Saturday, 24 October 2015

Steve Katz — The Exagggerations of Peter Prince [1968]

Part of the Fiction Collective crew of avant-garde reprobates alongside Raymond Federman, Ronald Sukenick, Clarence Major, and Jonathan Baumbach, Steve Katz and his inventive novels have received a short shrift from the reading public. In addition to writing seven novels, Katz also published three poetry books, five short story collections, an erotic novel for Grove Press under a pseudonym (Posh, 1971, as Stephanie Gatos), and co-wrote a filmed screenplay (Hex, 1973, starring Keith Carradine). His recent memoir-in-fragments, The Compleat Memoirhhoids shines a light on his various non-literary preoccupations, including, among others, t’ai chi and fine art. This novel was released in the exuuuberant dimensions of a coffee table book, and proceeds to challenge the reader’s expectations as to what a novel can do, much in the manner of Federman’s more typographically insane Double or Nothing. The plot takes a conventional “hero” (Peter Prince) and runs him through various set-pieces, interrupted by the novel’s peculiarities: Vonnegut-like scribbles and weird colour-inverted pictures; one long section split into three (and later four) columns, where the reader is encourage to “choose their own adventure”; sections X’ed out by the author as unsatisfactory; a mock-TV format with marginalia; parts interrupted by the author’s impudent electric fan; specially designed typographical installations; and cartoon adverts. This sounds an exhausting pot pourri, but for the most part, The Exagggerations of Peter Prince is a standard comic novel in the sixties black humour camp, with Peter Prince as the philandering antihero who never has to account for his assholish actions, similar to the Sukenick hero in Sukenick’s Up, also released that year (to more acclaim). There are long chunks of the novel unbothered by the amusing metafictional play, and as a die-hard metafiction addict, I could have used further exagggerations to keep me interested outside the ramshackle plot. This novel is as far out as Katz ever went (a perfect counterculture artefact), focusing on surreal comedic prose for his short works, and later in life, straight autobiographical writing for his trilogy, starting with Wier & Pouce (a far less interesting endeavour than his exxxperiments). As a fantastic work of metafiction and bold slice of exploratory publishing, this novel begs a place on any self-respecting out of print book hunter’s shelves.

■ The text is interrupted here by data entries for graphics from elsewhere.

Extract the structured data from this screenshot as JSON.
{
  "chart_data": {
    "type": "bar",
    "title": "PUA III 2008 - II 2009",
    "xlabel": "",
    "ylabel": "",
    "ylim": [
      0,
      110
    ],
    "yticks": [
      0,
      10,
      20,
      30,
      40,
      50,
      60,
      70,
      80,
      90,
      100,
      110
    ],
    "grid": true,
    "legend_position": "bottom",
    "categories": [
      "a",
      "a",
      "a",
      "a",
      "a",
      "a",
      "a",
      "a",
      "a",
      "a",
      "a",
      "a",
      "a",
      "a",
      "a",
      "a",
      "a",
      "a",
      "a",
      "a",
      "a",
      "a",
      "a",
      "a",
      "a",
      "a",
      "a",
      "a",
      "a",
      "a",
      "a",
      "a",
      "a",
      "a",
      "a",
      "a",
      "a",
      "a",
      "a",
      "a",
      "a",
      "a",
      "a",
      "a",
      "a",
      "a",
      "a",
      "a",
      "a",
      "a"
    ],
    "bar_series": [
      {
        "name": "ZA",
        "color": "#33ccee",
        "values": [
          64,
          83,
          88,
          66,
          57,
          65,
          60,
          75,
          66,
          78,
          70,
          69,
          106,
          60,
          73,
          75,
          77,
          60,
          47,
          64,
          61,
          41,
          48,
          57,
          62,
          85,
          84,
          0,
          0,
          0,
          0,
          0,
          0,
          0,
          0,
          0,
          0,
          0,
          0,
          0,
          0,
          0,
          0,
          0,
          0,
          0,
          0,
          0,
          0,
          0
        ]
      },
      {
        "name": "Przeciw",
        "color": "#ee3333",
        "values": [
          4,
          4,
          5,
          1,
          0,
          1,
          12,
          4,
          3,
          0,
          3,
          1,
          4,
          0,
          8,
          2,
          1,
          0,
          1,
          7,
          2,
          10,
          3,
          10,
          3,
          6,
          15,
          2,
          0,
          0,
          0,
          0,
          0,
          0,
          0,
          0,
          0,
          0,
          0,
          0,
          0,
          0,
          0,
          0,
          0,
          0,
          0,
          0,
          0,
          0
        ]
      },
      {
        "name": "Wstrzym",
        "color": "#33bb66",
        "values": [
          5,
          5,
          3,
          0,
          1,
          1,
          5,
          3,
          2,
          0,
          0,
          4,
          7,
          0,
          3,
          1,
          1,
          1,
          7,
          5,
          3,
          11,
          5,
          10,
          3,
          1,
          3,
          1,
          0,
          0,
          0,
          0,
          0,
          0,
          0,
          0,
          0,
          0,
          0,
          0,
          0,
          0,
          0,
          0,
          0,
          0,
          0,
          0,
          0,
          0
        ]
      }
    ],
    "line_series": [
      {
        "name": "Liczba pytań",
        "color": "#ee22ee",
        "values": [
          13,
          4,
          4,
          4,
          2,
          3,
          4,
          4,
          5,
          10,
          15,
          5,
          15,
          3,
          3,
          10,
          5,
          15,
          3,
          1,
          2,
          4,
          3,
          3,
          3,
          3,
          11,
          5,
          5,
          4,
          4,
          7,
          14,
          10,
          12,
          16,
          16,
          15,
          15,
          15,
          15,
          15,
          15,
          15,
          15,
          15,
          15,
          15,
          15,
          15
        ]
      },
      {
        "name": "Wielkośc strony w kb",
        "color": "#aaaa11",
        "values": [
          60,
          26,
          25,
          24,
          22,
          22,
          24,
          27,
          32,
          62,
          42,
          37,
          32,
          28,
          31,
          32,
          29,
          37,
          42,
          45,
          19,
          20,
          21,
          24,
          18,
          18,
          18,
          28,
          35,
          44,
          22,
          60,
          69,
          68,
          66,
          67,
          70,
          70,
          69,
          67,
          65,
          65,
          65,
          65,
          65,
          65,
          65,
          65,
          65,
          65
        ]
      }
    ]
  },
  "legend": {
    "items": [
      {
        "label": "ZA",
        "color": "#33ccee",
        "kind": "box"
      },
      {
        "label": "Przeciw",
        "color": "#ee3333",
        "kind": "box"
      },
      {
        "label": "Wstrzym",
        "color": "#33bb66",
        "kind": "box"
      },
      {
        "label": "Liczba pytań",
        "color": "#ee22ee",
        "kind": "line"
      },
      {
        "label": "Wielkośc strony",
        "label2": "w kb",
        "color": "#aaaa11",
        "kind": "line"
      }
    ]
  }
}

No exagggeration.

Editions:
Hardback, 1968, Holt, Rinehart & Winston.

Novels:
The Lestriad, 1962, Edizioni Milella.
The Exagggerations of Peter Prince, 1968, Holt, Rinehart & Winston.
Saw, 1972, Knopf.
Wier & Pouce, 1984, Sun & Moon.
Florry of Washington Heights, 1987, Sun & Moon.
Swanny’s Ways, 1995, Sun & Moon.
Antonello’s Lion, 2005, Green Integer.

Short stories:
Creamy & Delicious, 1970, Random House.
Moving Parts, 1977, Fiction Collective.
Stolen Stories, 1984, Fiction Collective.
43 Fictions, 1992, Sun & Moon.
Kissssssss: A Miscellany, 2007, FC2.